A few years ago, I enrolled in a week-long summer professional development at the Chrysler Museum. It was not tailored for foreign language teachers, but I loved it! In my art history classes, my professors lectured. This workshop suggested that you show students art and allow them to talk about what they think it means. I found that even if students may get off track, they still manage to figure out main ideas. Many times, they notice more than I would have told them. Make sure that you give them time to really look before they talk! Also, make sure that you have guiding questions if they do not say much. Talking about art can be intimidating- especially modern/contemporary art. Many art museums have teacher summer institutes, and I would suggest looking into them.

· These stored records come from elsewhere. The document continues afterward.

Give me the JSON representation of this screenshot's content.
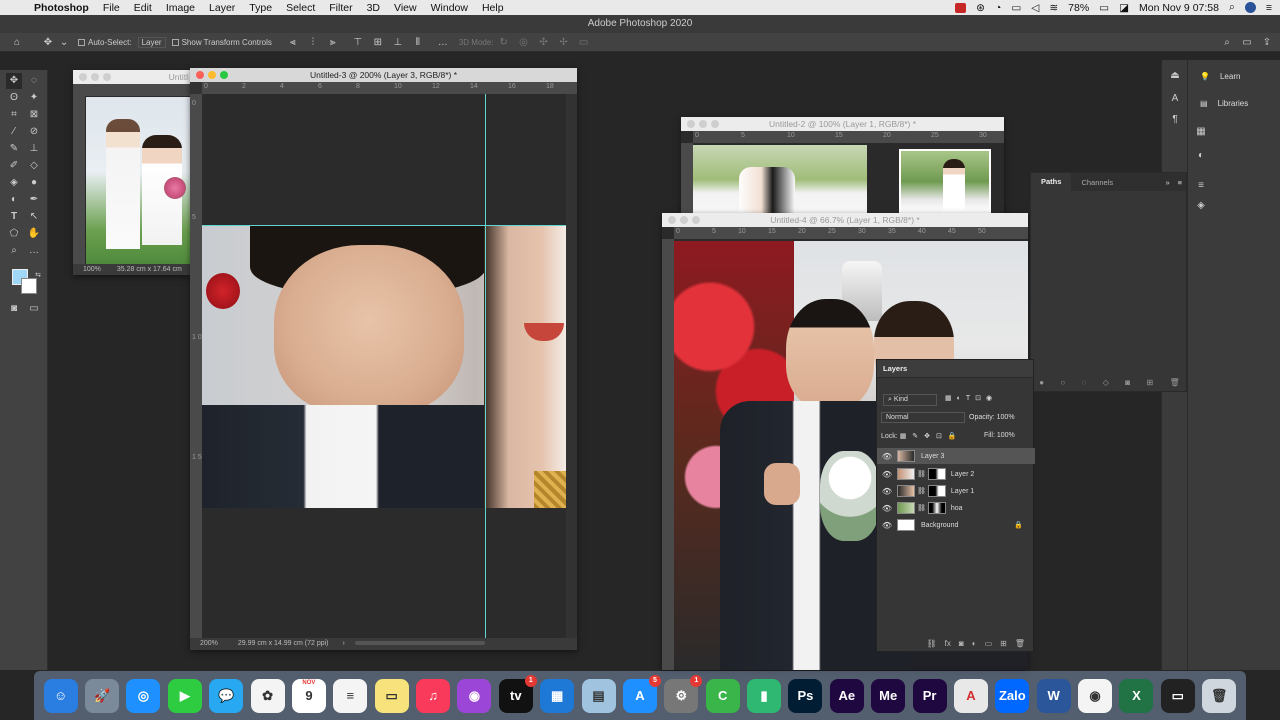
{
  "menubar": {
    "app_name": "Photoshop",
    "menus": [
      "File",
      "Edit",
      "Image",
      "Layer",
      "Type",
      "Select",
      "Filter",
      "3D",
      "View",
      "Window",
      "Help"
    ],
    "battery": "78%",
    "datetime": "Mon Nov 9  07:58"
  },
  "app_title": "Adobe Photoshop 2020",
  "options_bar": {
    "auto_select_label": "Auto-Select:",
    "auto_select_value": "Layer",
    "transform_controls_label": "Show Transform Controls",
    "mode_3d_label": "3D Mode:"
  },
  "windows": {
    "untitled1": {
      "title": "Untitl",
      "zoom": "100%",
      "size": "35.28 cm x 17.64 cm"
    },
    "untitled3": {
      "title": "Untitled-3 @ 200% (Layer 3, RGB/8*) *",
      "zoom": "200%",
      "size": "29.99 cm x 14.99 cm (72 ppi)",
      "ruler_h": [
        "0",
        "2",
        "4",
        "6",
        "8",
        "10",
        "12",
        "14",
        "16",
        "18"
      ],
      "ruler_v": [
        "0",
        "5",
        "1 0",
        "1 5"
      ]
    },
    "untitled2": {
      "title": "Untitled-2 @ 100% (Layer 1, RGB/8*) *",
      "ruler_h": [
        "0",
        "5",
        "10",
        "15",
        "20",
        "25",
        "30"
      ]
    },
    "untitled4": {
      "title": "Untitled-4 @ 66.7% (Layer 1, RGB/8*) *",
      "ruler_h": [
        "0",
        "5",
        "10",
        "15",
        "20",
        "25",
        "30",
        "35",
        "40",
        "45",
        "50"
      ]
    }
  },
  "right_panel": {
    "learn": "Learn",
    "libraries": "Libraries"
  },
  "paths_panel": {
    "tabs": [
      "Paths",
      "Channels"
    ]
  },
  "layers_panel": {
    "title": "Layers",
    "kind": "Kind",
    "blend_mode": "Normal",
    "opacity_label": "Opacity:",
    "opacity_value": "100%",
    "lock_label": "Lock:",
    "fill_label": "Fill:",
    "fill_value": "100%",
    "layers": [
      {
        "name": "Layer 3",
        "selected": true
      },
      {
        "name": "Layer 2",
        "selected": false
      },
      {
        "name": "Layer 1",
        "selected": false
      },
      {
        "name": "hoa",
        "selected": false
      },
      {
        "name": "Background",
        "selected": false
      }
    ]
  },
  "dock": {
    "apps": [
      {
        "name": "Finder",
        "color": "#2a7de1",
        "glyph": "☺"
      },
      {
        "name": "Launchpad",
        "color": "#7a8a9a",
        "glyph": "🚀"
      },
      {
        "name": "Safari",
        "color": "#1e90ff",
        "glyph": "◎"
      },
      {
        "name": "FaceTime",
        "color": "#2ecc40",
        "glyph": "▶"
      },
      {
        "name": "Messages",
        "color": "#28a8f0",
        "glyph": "💬"
      },
      {
        "name": "Photos",
        "color": "#f4f4f4",
        "glyph": "✿"
      },
      {
        "name": "Calendar",
        "color": "#ffffff",
        "glyph": "9"
      },
      {
        "name": "Reminders",
        "color": "#f4f4f4",
        "glyph": "≡"
      },
      {
        "name": "Notes",
        "color": "#f7e27b",
        "glyph": "▭"
      },
      {
        "name": "Music",
        "color": "#fa3a5a",
        "glyph": "♫"
      },
      {
        "name": "Podcasts",
        "color": "#9b46d6",
        "glyph": "◉"
      },
      {
        "name": "Apple TV",
        "color": "#111111",
        "glyph": "tv"
      },
      {
        "name": "Keynote",
        "color": "#1e78d6",
        "glyph": "▦"
      },
      {
        "name": "Preview",
        "color": "#a0c4e0",
        "glyph": "▤"
      },
      {
        "name": "App Store",
        "color": "#1e90ff",
        "glyph": "A"
      },
      {
        "name": "System Preferences",
        "color": "#777777",
        "glyph": "⚙"
      },
      {
        "name": "Camtasia",
        "color": "#3ab54a",
        "glyph": "C"
      },
      {
        "name": "Numbers",
        "color": "#2eb872",
        "glyph": "▮"
      },
      {
        "name": "Photoshop",
        "color": "#001d34",
        "glyph": "Ps"
      },
      {
        "name": "After Effects",
        "color": "#1f0740",
        "glyph": "Ae"
      },
      {
        "name": "Media Encoder",
        "color": "#1f0740",
        "glyph": "Me"
      },
      {
        "name": "Premiere Pro",
        "color": "#1f0740",
        "glyph": "Pr"
      },
      {
        "name": "Acrobat",
        "color": "#e8e8e8",
        "glyph": "A"
      },
      {
        "name": "Zalo",
        "color": "#0068ff",
        "glyph": "Zalo"
      },
      {
        "name": "Word",
        "color": "#2b579a",
        "glyph": "W"
      },
      {
        "name": "Chrome",
        "color": "#f4f4f4",
        "glyph": "◉"
      },
      {
        "name": "Excel",
        "color": "#217346",
        "glyph": "X"
      },
      {
        "name": "Screen",
        "color": "#222222",
        "glyph": "▭"
      },
      {
        "name": "Trash",
        "color": "#cfd6dd",
        "glyph": "🗑"
      }
    ],
    "badges": {
      "Apple TV": "1",
      "App Store": "5",
      "System Preferences": "1"
    },
    "calendar_month": "NOV"
  }
}
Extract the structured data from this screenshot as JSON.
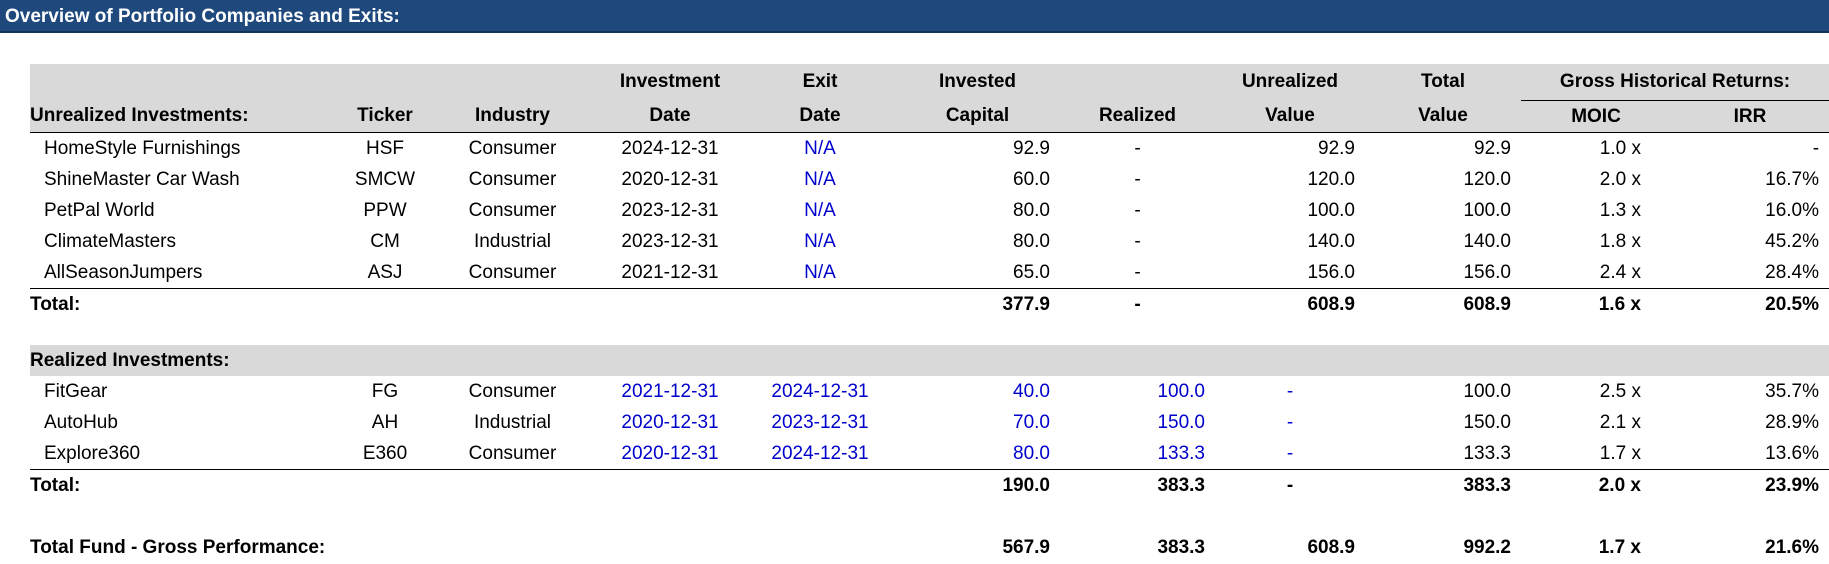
{
  "title": "Overview of Portfolio Companies and Exits:",
  "headers": {
    "row1": [
      "",
      "",
      "",
      "Investment",
      "Exit",
      "Invested",
      "",
      "Unrealized",
      "Total",
      "Gross Historical Returns:"
    ],
    "row2": [
      "Unrealized Investments:",
      "Ticker",
      "Industry",
      "Date",
      "Date",
      "Capital",
      "Realized",
      "Value",
      "Value",
      "MOIC",
      "IRR"
    ]
  },
  "unrealized": [
    {
      "name": "HomeStyle Furnishings",
      "ticker": "HSF",
      "industry": "Consumer",
      "inv_date": "2024-12-31",
      "exit_date": "N/A",
      "capital": "92.9",
      "realized": "-",
      "unrealized": "92.9",
      "total": "92.9",
      "moic": "1.0 x",
      "irr": "-"
    },
    {
      "name": "ShineMaster Car Wash",
      "ticker": "SMCW",
      "industry": "Consumer",
      "inv_date": "2020-12-31",
      "exit_date": "N/A",
      "capital": "60.0",
      "realized": "-",
      "unrealized": "120.0",
      "total": "120.0",
      "moic": "2.0 x",
      "irr": "16.7%"
    },
    {
      "name": "PetPal World",
      "ticker": "PPW",
      "industry": "Consumer",
      "inv_date": "2023-12-31",
      "exit_date": "N/A",
      "capital": "80.0",
      "realized": "-",
      "unrealized": "100.0",
      "total": "100.0",
      "moic": "1.3 x",
      "irr": "16.0%"
    },
    {
      "name": "ClimateMasters",
      "ticker": "CM",
      "industry": "Industrial",
      "inv_date": "2023-12-31",
      "exit_date": "N/A",
      "capital": "80.0",
      "realized": "-",
      "unrealized": "140.0",
      "total": "140.0",
      "moic": "1.8 x",
      "irr": "45.2%"
    },
    {
      "name": "AllSeasonJumpers",
      "ticker": "ASJ",
      "industry": "Consumer",
      "inv_date": "2021-12-31",
      "exit_date": "N/A",
      "capital": "65.0",
      "realized": "-",
      "unrealized": "156.0",
      "total": "156.0",
      "moic": "2.4 x",
      "irr": "28.4%"
    }
  ],
  "unrealized_total": {
    "label": "Total:",
    "capital": "377.9",
    "realized": "-",
    "unrealized": "608.9",
    "total": "608.9",
    "moic": "1.6 x",
    "irr": "20.5%"
  },
  "realized_header": "Realized Investments:",
  "realized": [
    {
      "name": "FitGear",
      "ticker": "FG",
      "industry": "Consumer",
      "inv_date": "2021-12-31",
      "exit_date": "2024-12-31",
      "capital": "40.0",
      "realized": "100.0",
      "unrealized": "-",
      "total": "100.0",
      "moic": "2.5 x",
      "irr": "35.7%"
    },
    {
      "name": "AutoHub",
      "ticker": "AH",
      "industry": "Industrial",
      "inv_date": "2020-12-31",
      "exit_date": "2023-12-31",
      "capital": "70.0",
      "realized": "150.0",
      "unrealized": "-",
      "total": "150.0",
      "moic": "2.1 x",
      "irr": "28.9%"
    },
    {
      "name": "Explore360",
      "ticker": "E360",
      "industry": "Consumer",
      "inv_date": "2020-12-31",
      "exit_date": "2024-12-31",
      "capital": "80.0",
      "realized": "133.3",
      "unrealized": "-",
      "total": "133.3",
      "moic": "1.7 x",
      "irr": "13.6%"
    }
  ],
  "realized_total": {
    "label": "Total:",
    "capital": "190.0",
    "realized": "383.3",
    "unrealized": "-",
    "total": "383.3",
    "moic": "2.0 x",
    "irr": "23.9%"
  },
  "fund_total": {
    "label": "Total Fund - Gross Performance:",
    "capital": "567.9",
    "realized": "383.3",
    "unrealized": "608.9",
    "total": "992.2",
    "moic": "1.7 x",
    "irr": "21.6%"
  },
  "colors": {
    "banner": "#1f497d",
    "header_fill": "#d9d9d9",
    "input_blue": "#0000cc"
  }
}
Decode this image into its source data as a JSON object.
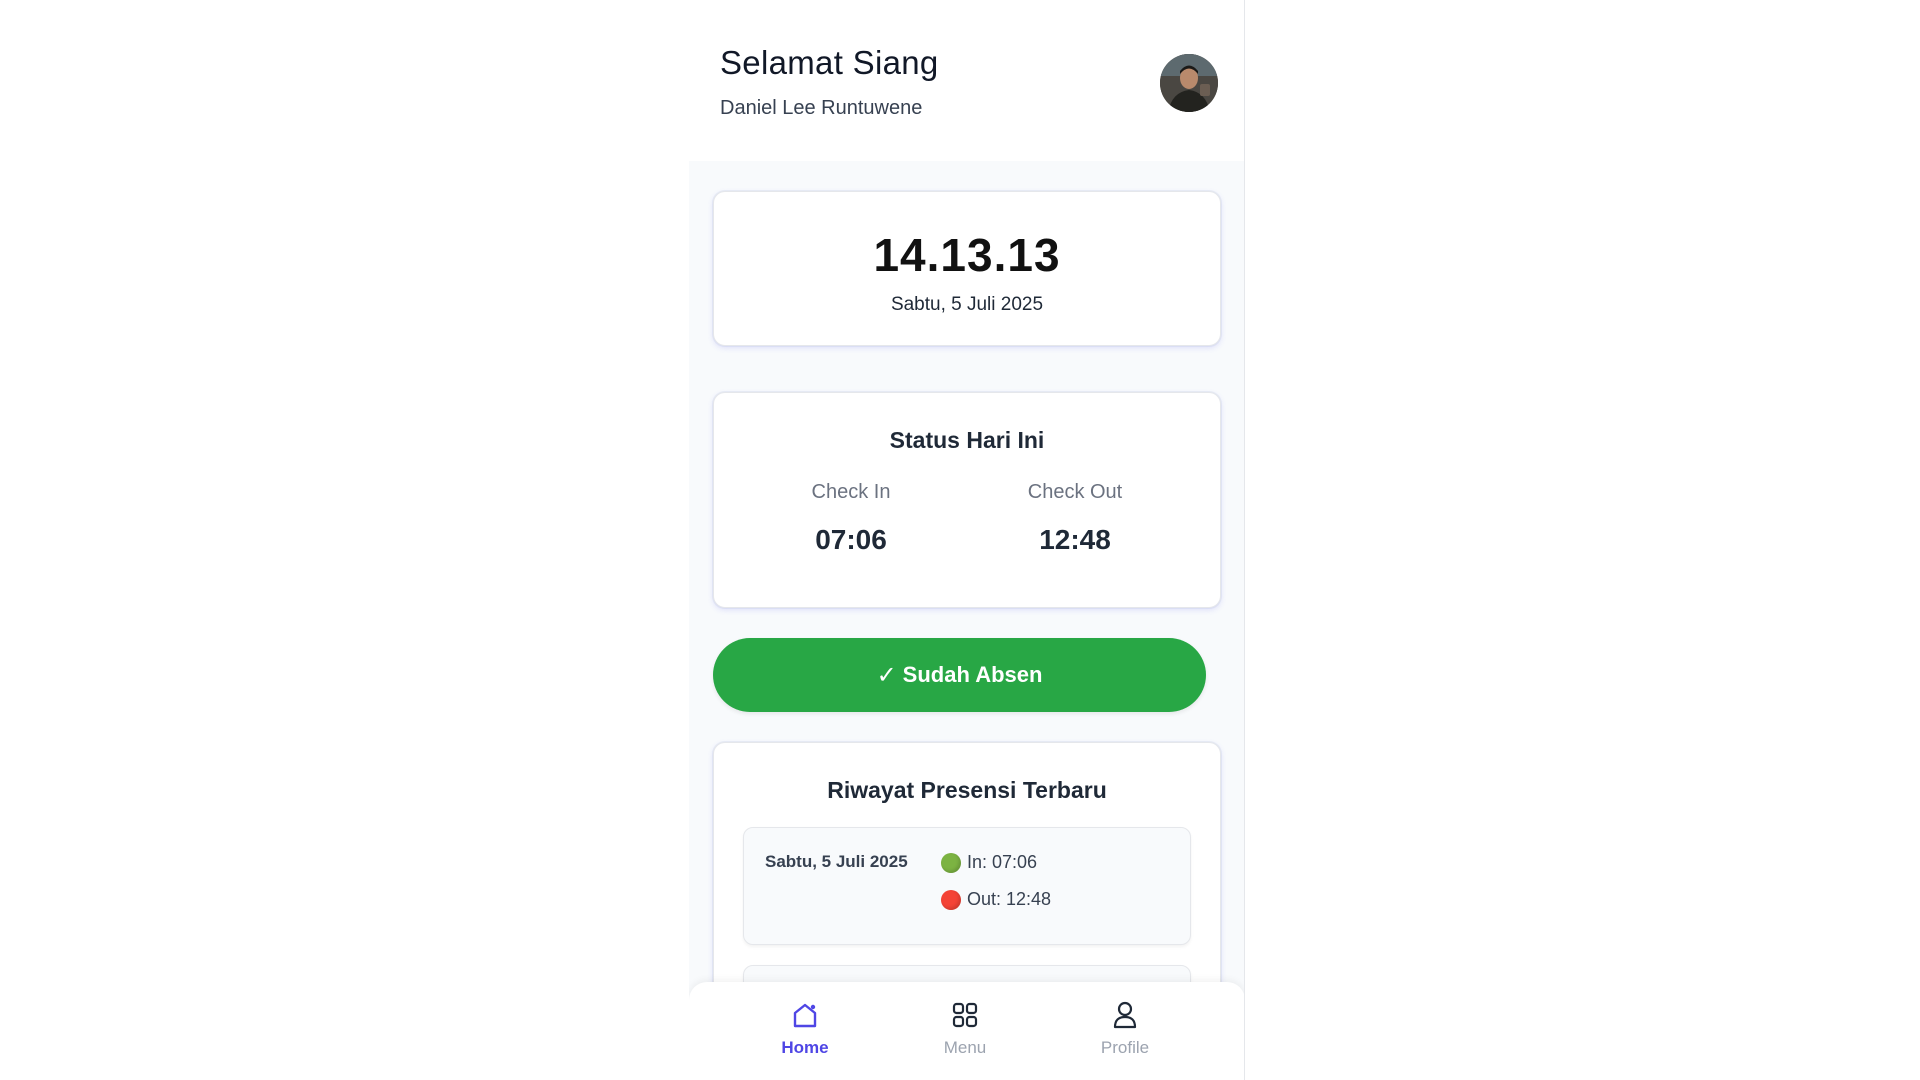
{
  "header": {
    "greeting": "Selamat Siang",
    "username": "Daniel Lee Runtuwene",
    "avatar_icon": "user-photo"
  },
  "clock": {
    "time": "14.13.13",
    "date": "Sabtu, 5 Juli 2025"
  },
  "status": {
    "title": "Status Hari Ini",
    "check_in_label": "Check In",
    "check_in_value": "07:06",
    "check_out_label": "Check Out",
    "check_out_value": "12:48"
  },
  "absen_button": {
    "icon": "✓",
    "label": "Sudah Absen",
    "color": "#28a745"
  },
  "history": {
    "title": "Riwayat Presensi Terbaru",
    "items": [
      {
        "date": "Sabtu, 5 Juli 2025",
        "in_label": "In: 07:06",
        "out_label": "Out: 12:48"
      }
    ]
  },
  "nav": {
    "items": [
      {
        "label": "Home",
        "icon": "home-icon",
        "active": true
      },
      {
        "label": "Menu",
        "icon": "grid-icon",
        "active": false
      },
      {
        "label": "Profile",
        "icon": "user-icon",
        "active": false
      }
    ],
    "active_color": "#4f46e5"
  }
}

While specific foreign language development can be great, it is also helpful to look into different subjects.
Here are some of the art museum teacher workshops that I found:
Virginia Museum of Fine Arts– I attended the Picasso one, and it was wonderful.
Brooklyn Museum– my summer institute was based on this one.
Getty Museum– how amazing would it be to spend a week here?!
Finally, when I was looking on Free Tech for Teachers, I found an awesome link for free art history books! The Met has links to 390 books online. Not only can you see many images, but you can also read the books. You can see many previous exhibition catalogues. Many of these books are out of publication, so this is one of the few places to find them. You can also search for the different books. (Did you know that a lot of Pre-Columbian art is forgeries?!) Also, thanks for reading the whole way through! This was a long one!